To construct standard curves for the real-time PCR's, A. vag inae (CCUG 38953T), L. crispatus (PB2003/125-T1-1), L. gasseri (FB102-1) and L. jensenii (PB2003/204-T1-1) were cultured on TSA + 5% sheep blood (Becton Dickinson) and G. vaginalis (LMG 7832T) and L. iners (BVS11) were cultured on CNA agar (Becton Dickinson) + 5% human blood. A suspension was made in MRS Broth (Oxoid, Drongen, Belgium) and DNA was extracted. The DNA concentration of this stock was determined ten times by using the Nanodrop ND-1000 (Nanodrop Technologies, Wilmington, USA) and the mean value was used for further calculations. For each strain a tenfold dilution series was prepared by dilution of the DNA stock in HPLC grade water. Dilutions were aliquoted and stored frozen at -20°C.

Real-time PCR

The qPCR Core Kit for SYBR Green I (Eurogentec) was applied and analysis was performed on the ABI 7300 real-time PCR system (Applied Biosystems, Foster City, CA).
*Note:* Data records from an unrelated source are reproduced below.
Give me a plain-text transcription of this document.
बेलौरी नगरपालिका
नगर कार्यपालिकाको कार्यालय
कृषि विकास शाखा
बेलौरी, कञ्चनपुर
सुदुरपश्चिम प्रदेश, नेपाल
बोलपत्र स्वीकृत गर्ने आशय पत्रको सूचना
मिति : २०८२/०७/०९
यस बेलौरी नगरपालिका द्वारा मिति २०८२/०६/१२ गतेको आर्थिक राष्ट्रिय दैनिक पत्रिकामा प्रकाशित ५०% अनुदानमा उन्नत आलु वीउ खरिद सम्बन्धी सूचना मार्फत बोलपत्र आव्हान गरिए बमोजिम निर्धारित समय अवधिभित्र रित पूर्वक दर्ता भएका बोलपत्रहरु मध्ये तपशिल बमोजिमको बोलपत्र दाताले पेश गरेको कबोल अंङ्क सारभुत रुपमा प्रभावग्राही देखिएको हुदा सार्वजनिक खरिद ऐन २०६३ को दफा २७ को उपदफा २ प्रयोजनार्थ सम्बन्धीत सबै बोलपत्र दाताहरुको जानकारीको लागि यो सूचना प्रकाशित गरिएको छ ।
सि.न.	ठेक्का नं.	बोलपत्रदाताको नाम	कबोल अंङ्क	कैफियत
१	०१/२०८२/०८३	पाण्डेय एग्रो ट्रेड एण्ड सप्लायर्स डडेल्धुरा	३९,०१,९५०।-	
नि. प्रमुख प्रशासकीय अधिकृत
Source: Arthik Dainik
Reactions were done in PCR mixtures containing 2.5 μl of DNA extract, 2.5 μl of 10 × Reaction Buffer, 3.5 mM MgCl2, 0.2 mM dNTP mixture, 0.625 U HotGoldStar Taq polymerase, 0.75 μl SYBR® Green I, diluted 10-fold in DMSO and the appropriate primer concentration, adjusted with HPLC grade water to 25 μl. Primer concentrations are summarized in Table 4. Each run included a standard curve and each sample was run in triplicate. In case the result was not in the range of the standard curve, the samples were diluted tenfold and analyzed in triplicate again. The median log10 cells/ml were expressed as per 1 ml elution buffer.

Agar dilution method

Clindamycin (Sigma, Bornem, Belgium) minimal inhibitory concentrations (MIC) were determined for 10 strains of L. gasseri ( FB02-02, FB13-01, FB29-6, FB34-01AN, FB86-6, FB89-3, FB102-1b, FB103-2, PB88-T2-1 and PB327-1) and 10 strains of L. iners (BVS11, FB04-04, FB05-01, FB06-01, FB07-01, FB17-07, FB30-01AN, FB77-03, FB94-05b and FB123-CNA-4) using the agar dilution method on Trypticase Soy Agar (Becton Dickinson) + 5% human blood and incubation anaerobically during 72 hours at 37°C in the Anaerobic Workstation BugBoxPlus (LED Techno, Heusden-Zolder, Belgium). Concentrations of 8, 4, 2, 1, 0.5, 0.250, 0.125 and 0.0625 μg/ml, were tested for each strain in triplicate.

Mutual inhibition test

The same strains used for MIC-determination were grown in Trypticase Soy Broth (Becton Dickinson) + 5% human blood for 72 hours at 37°C in the anaerobic workstation BugBoxPlus (LED Techno, Heusden-Zolder, Belgium). Supernatant of the liquid cultures and of the negative control were sterilized trough a 0.22 μm filter (Spin-X Centrifuge Tube Filter, Costar, Corning, NY14831). Plates were inoculated with a swab to obtain confluent growth. Volumes of 20 μl of the filter sterilized supernatants were dropped onto the inoculated plates, followed by anaerobic incubation at 37°C for 72 hours, whereafter inhibition zones were recorded.

Data analysis

For the calculation of number of cells in each dilution, genome size and % G+C of the bacterial species was taken into account. The genome size of G. vaginalis (ATCC 14019, ATCC 14018, GVP 007 and GVP 004) has been approximated to 1.7 Mb [43] and % G+C was 43 [44]. For L. gasseri data described for strain ATCC 33323 (genome size: 1.9 Mb, 35.3% G+C) [45] were used. Also for A. vaginae strain CCUG 38953T (44% G+C) [46], L. crispatus strain ATCC 33820T (35% G+C) [47], L. iners strain CCUG 28746T (34.4% G+C) [20] and L. jensenii strain ATCC 25258T (36.1% G+C) [48] a genome size of 1.9 Mb was assumed.

Statistical analysis

Data were analyzed under the non-parametric assumption, taking into consideration the log10 [count] distributions of species under study did not approximate the normal distribution. For any given category (grades I-IV) the distribution of concentrations (log10 cells/ml) of each species was expressed as the median count and the accompanying interquartile range (IQR). Between group comparisons of distributions were performed with the Mann-Whitney U-test for two groups and with the Kruskal Wallis test for multiple groups. Correlations between the different species were determined by the Spearman (rank) test and reported as Spearman's rho value (r). All analyses were performed using SPSS v15 software (Chicago, Illinois).